BDDK’ya TCMB eşlik etti. Alınan bir dizi likidite önlemi ile bankaların limitleri kaldırıldı. TCMB ile yapılan “TL ver döviz al” swaplarında miktarlar yükseltildi. Böylece TCMB bankalarımıza “sen gel o döviz işlemini benden yap, Londra’ya da TL vermeyi azalt. Olur da likiditeye sıkışırsan, TL veya döviz, gel benden al. Teminatları da rahatlatıyorum” dedi. Swap limitleri de BDDK’nın önlemleriyle zaten kısıtlanan bankalarımız bu işlemi, Londra yerine içeride yapmak durumunda kaldılar. Hal böyle olunca, Londra hafta başında bu işleme girecek yeterli taraf bulamadı, TL’ye sıkıştı. Böylece yüklü bir faiz artışı yapılmadan, TL satmak maliyetli hale getirildi. Satması maliyetli olan ürün kıymetlenir. TL’deki sıkışıklık aynı zamanda yabancının elindeki TL bono portfoyünü de likidite etmesi ile yani bonosunu satması ile sonuçlandı. Özellikle kısa kağıtlarda. 2y bononun bu denli satılması da, bu yüzden. Ve bono faizi %28’lerin üzerine çıktı.  

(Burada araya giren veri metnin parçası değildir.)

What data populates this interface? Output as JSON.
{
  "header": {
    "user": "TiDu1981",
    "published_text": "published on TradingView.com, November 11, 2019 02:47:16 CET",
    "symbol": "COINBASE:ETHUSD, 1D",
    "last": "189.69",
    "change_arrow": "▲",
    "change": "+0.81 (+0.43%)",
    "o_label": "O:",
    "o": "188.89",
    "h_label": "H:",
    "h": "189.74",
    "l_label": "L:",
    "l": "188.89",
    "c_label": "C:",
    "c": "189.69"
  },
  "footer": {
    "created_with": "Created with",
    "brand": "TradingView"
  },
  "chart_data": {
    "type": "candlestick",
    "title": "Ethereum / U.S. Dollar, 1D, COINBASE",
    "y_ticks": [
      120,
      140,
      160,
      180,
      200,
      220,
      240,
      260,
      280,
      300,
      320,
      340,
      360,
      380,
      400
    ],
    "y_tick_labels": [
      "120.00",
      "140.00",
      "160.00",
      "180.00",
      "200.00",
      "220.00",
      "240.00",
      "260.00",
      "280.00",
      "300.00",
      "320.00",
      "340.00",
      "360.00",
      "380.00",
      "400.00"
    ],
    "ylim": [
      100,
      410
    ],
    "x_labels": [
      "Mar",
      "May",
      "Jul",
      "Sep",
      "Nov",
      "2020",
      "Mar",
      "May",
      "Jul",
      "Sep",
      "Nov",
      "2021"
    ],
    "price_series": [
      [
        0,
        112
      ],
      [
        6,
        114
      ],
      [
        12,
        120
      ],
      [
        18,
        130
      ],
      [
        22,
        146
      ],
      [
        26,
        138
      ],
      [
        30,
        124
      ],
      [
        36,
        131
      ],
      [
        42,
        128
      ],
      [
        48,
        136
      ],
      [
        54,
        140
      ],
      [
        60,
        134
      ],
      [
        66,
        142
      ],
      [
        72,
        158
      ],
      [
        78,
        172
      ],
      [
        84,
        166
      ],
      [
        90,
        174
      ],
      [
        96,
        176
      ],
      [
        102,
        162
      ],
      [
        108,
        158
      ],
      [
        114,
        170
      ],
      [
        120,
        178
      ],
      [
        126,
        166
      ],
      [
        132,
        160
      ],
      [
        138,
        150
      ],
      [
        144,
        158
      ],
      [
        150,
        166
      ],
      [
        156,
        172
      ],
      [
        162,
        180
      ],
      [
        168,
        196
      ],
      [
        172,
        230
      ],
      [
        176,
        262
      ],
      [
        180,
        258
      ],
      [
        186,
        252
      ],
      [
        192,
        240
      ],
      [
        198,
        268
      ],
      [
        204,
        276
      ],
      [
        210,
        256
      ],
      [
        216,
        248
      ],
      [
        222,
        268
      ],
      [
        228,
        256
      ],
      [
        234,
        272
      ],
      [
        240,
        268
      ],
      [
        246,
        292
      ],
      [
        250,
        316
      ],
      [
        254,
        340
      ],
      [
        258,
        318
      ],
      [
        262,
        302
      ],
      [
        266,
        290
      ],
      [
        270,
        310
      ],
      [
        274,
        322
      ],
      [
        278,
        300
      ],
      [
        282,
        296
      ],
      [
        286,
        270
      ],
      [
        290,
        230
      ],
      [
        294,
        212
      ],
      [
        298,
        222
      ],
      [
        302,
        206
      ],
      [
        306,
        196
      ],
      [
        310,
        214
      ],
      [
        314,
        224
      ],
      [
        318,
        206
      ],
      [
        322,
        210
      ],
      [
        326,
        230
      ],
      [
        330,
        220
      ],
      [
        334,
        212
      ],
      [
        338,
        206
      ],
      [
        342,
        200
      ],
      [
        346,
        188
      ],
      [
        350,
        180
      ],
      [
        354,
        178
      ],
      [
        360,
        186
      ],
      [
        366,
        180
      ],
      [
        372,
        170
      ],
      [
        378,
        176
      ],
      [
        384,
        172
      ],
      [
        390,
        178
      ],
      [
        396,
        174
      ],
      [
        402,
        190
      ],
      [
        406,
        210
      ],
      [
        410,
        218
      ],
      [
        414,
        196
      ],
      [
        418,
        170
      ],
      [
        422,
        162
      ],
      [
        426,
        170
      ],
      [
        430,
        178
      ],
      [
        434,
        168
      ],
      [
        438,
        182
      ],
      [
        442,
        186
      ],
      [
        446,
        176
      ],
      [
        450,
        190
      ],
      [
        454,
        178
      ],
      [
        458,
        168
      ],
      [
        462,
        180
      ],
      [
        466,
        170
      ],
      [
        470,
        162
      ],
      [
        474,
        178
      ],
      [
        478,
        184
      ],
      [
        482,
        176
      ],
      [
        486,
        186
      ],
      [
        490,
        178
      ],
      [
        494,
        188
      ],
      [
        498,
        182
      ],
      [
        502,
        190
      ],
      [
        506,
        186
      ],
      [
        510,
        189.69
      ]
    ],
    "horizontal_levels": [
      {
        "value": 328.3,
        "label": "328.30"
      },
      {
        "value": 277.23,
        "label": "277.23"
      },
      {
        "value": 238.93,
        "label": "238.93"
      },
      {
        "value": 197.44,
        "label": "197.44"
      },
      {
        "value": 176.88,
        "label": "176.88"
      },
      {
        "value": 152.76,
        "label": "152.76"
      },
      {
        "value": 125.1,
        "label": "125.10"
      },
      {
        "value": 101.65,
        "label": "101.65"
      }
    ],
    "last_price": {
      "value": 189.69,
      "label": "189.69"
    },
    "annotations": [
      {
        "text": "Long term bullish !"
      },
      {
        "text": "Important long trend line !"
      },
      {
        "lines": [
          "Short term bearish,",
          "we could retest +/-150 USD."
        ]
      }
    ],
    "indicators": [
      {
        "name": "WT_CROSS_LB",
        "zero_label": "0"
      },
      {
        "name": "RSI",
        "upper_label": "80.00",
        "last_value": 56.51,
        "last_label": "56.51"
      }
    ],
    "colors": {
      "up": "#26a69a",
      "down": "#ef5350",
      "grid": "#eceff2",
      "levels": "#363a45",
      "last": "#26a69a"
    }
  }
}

Özetle, TCMB’nin bankalarımıza, Londra ile yapma bu alışverişi, 'şimdilik gel benimle yap' demesi,  Londra’nın TL’ye sıkışması vs ve bunun için alınan önlemler işe yaramış gözüküyor ki, TL de 7.15 seviyelerinden 6.00 seviyelerine kadar indi.   

Bir diğer önlem de banka bilançolarına geldi. Bankaların riskli gördükleri kredilerle ilgili ayrılması gereken karşılık politikası banka bilançoları lehine rahatlatıldı. İkinci olarak da son dönemde yaşanan volatiliteden dolayı menkul kıymet portfoyünde yazılan zararlar geçici olarak sermaye yeterlilik rasyolarına yansıtılmayacak. Bilançoları kısmen rahatlayan bankalar da, geçici dahi olsa, bir süre yaşanan bu oynaklığı mevduat faizine sınırlı olarak yansıtma fırsatı elde ettiler. Elbette bir yere kadar. Basit anlatımla bir taraftan Londra tarafında faiz artmış gibi bir etki yaratılırken, içeride mevduat faizleri görece kontrol altında tutulmaya çalışılıyor. Bu politika da şu aşamada istenen sonucu verdi ve TL arzu ettiğimiz gibi kayıplarının bir kısmını geri aldı.

Bunlara palyatif önlemler diyebilirsiniz, yanlış bulabilirsiniz, ama TL’nin ateşinin sönmesi açısından işe yaramıştır. Elbette, $/TL’de 6.00 seviyesini bırakın, 5.00 de yüksektir. Reel ekonomiyi de etkileyecektir. Bunlar uzun vade ayrı gerçekler.